Çin geçtiğimiz ekim ayında Kuşak ve Yol Forumu’nda yabancı liderleri ağırladığında, Sırp ve Macar liderler konuk listesindeki tek iki Avrupalı isimdi.
Altı ay sonra her iki isim de Devlet Başkanı Xi Jinping’in Fransa’yı da kapsayan Avrupa ziyareti programında yer alıyor. Çin lideri Fransa’nın ardından Belgrad’a vardı.
Ziyaret, artan ticari gerilimler ve Rusya-Ukrayna savaşı nedeniyle Avrupa Birliği ile artan sürtüşmelerin ortasında gerçekleşiyor.
Macaristan’ın blok içinden, Sırbistan’ın ise blok dışından olmak üzere Brüksel ile gerilimleri olan iki dost ülkenin ziyaret için seçilmesi analistler tarafından “güvenli” bir tercih olarak görülüyor.
Bu gözlemcilerden bazıları turun Çin’e Avrupa’da nasıl görüldüğünü ölçme fırsatı sunmasının yanı sıra kurulan bağları sağlamlaştıracağını ve Batı ile ilişkilerinde süregelen bir yarayı vurgulayarak çok kutuplu dünya vizyonunu ortaya koyacağını düşünüyor.
Xi’nin Sırbistan ziyaretinin, NATO’nun Kosova’ya müdahalesi sırasında Belgrad’daki Çin Büyükelçiliğinin ölümcül bir şekilde bombalanmasının 25. yıldönümüne denk gelmesi dikkat çekici.
ABD’ye açık mesaj
Sırbistan merkezli BFPE for a Responsible Society adlı vakfın program koordinatörü Stefan Vladisavljev, “Ziyaretler Çin ve Avrupa arasındaki çağdaş ilişkilerde kesinlikle bir dönüm noktası olacak” dedi.

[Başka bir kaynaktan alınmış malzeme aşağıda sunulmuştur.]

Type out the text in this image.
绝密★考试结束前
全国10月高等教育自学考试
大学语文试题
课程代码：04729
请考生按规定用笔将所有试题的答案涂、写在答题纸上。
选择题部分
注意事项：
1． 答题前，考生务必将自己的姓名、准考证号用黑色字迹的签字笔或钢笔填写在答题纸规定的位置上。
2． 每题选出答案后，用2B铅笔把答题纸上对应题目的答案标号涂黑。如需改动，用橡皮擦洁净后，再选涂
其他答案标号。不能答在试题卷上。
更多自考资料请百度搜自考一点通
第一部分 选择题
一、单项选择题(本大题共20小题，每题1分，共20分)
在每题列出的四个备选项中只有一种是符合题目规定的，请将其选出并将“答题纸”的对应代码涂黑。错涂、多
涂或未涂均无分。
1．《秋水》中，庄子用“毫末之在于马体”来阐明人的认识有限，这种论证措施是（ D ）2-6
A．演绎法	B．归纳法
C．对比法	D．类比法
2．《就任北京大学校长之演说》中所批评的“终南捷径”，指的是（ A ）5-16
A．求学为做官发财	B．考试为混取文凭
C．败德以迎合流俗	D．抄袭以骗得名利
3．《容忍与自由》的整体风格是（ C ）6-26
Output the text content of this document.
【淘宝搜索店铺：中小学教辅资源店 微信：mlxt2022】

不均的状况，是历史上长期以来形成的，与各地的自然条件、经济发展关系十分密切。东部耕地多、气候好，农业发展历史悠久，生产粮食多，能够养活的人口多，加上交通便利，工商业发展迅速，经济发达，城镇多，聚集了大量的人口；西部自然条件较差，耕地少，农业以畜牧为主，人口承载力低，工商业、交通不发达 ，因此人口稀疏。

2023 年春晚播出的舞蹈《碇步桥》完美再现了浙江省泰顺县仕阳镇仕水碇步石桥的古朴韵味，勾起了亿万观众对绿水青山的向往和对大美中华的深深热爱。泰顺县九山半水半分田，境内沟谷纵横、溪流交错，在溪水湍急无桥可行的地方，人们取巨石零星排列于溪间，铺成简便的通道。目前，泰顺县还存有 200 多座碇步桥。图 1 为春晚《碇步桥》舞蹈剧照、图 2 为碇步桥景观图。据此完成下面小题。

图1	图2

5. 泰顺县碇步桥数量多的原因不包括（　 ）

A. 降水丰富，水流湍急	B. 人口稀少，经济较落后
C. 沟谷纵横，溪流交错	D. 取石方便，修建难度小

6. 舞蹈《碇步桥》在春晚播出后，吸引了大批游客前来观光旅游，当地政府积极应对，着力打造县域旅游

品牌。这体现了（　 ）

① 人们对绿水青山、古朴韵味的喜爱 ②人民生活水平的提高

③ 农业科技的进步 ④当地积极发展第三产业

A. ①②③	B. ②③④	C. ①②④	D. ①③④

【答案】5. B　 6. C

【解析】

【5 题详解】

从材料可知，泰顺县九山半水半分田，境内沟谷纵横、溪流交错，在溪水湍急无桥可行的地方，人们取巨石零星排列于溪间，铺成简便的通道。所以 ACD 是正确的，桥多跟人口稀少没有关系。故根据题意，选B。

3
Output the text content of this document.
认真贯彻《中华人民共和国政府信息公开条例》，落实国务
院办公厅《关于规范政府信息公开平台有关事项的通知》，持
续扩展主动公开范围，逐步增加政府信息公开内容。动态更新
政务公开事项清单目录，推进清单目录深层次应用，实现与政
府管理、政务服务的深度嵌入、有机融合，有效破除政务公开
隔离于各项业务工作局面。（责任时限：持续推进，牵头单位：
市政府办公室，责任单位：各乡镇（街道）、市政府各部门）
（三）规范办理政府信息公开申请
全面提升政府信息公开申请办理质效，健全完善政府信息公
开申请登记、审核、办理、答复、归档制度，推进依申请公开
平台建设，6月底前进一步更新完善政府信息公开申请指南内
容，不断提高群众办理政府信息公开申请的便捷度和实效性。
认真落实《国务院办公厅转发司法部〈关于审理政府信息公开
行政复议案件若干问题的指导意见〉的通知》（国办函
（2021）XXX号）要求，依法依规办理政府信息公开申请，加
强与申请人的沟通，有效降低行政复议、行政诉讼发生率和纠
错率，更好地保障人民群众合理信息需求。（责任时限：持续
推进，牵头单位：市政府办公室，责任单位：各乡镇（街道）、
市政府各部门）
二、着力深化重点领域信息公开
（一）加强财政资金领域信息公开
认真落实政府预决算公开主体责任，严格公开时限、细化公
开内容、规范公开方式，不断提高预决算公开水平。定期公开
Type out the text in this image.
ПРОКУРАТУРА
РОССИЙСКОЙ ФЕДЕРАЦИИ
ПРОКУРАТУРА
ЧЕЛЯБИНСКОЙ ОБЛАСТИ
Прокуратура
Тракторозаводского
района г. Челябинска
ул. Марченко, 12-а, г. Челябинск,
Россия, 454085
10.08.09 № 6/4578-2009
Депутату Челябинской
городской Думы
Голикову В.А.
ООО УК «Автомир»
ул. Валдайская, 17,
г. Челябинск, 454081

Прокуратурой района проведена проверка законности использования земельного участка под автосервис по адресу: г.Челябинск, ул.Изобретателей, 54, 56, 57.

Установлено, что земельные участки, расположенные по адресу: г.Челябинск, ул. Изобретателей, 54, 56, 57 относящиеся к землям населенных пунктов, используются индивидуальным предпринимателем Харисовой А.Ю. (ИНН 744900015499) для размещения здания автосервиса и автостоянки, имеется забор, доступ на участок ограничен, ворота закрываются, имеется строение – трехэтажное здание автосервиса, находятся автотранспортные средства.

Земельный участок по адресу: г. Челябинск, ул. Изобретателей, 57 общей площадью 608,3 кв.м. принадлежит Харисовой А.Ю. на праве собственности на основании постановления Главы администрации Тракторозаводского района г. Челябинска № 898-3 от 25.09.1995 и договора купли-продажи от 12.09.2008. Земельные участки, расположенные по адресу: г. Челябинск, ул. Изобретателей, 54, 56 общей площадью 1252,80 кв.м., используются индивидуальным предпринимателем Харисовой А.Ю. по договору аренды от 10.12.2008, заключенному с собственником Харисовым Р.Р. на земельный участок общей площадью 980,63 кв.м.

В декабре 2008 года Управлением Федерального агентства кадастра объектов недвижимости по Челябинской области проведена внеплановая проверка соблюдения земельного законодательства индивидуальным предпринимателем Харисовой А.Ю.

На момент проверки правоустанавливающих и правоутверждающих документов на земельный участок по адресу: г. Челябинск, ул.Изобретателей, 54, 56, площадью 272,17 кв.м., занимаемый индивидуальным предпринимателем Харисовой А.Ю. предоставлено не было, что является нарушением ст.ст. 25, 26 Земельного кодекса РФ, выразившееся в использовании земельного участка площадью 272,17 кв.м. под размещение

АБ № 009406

South China Morning Post’a konuşan Vladisavljev, yıldönümü zamanlamasının hem Çin’deki hem de Sırbistan’daki izleyicilere bir mesaj göndereceğini söyledi.
Vladisavljev, “Bu ortak mağduriyet anı, her iki ülkede de çok belirgin olan sembolizmin yaratılmasında önemli bir rol oynadı – Batı’yı düşman olarak sunma ihtiyacı” dedi.
Vladisavljev uzun vadede bunun “bir tarafta Çin ve Sırbistan, diğer tarafta NATO etrafında toplanan ülkeler arasında mesafe yarattığını” ancak şimdilik asıl odak noktasının iç sahne olduğunu söyledi.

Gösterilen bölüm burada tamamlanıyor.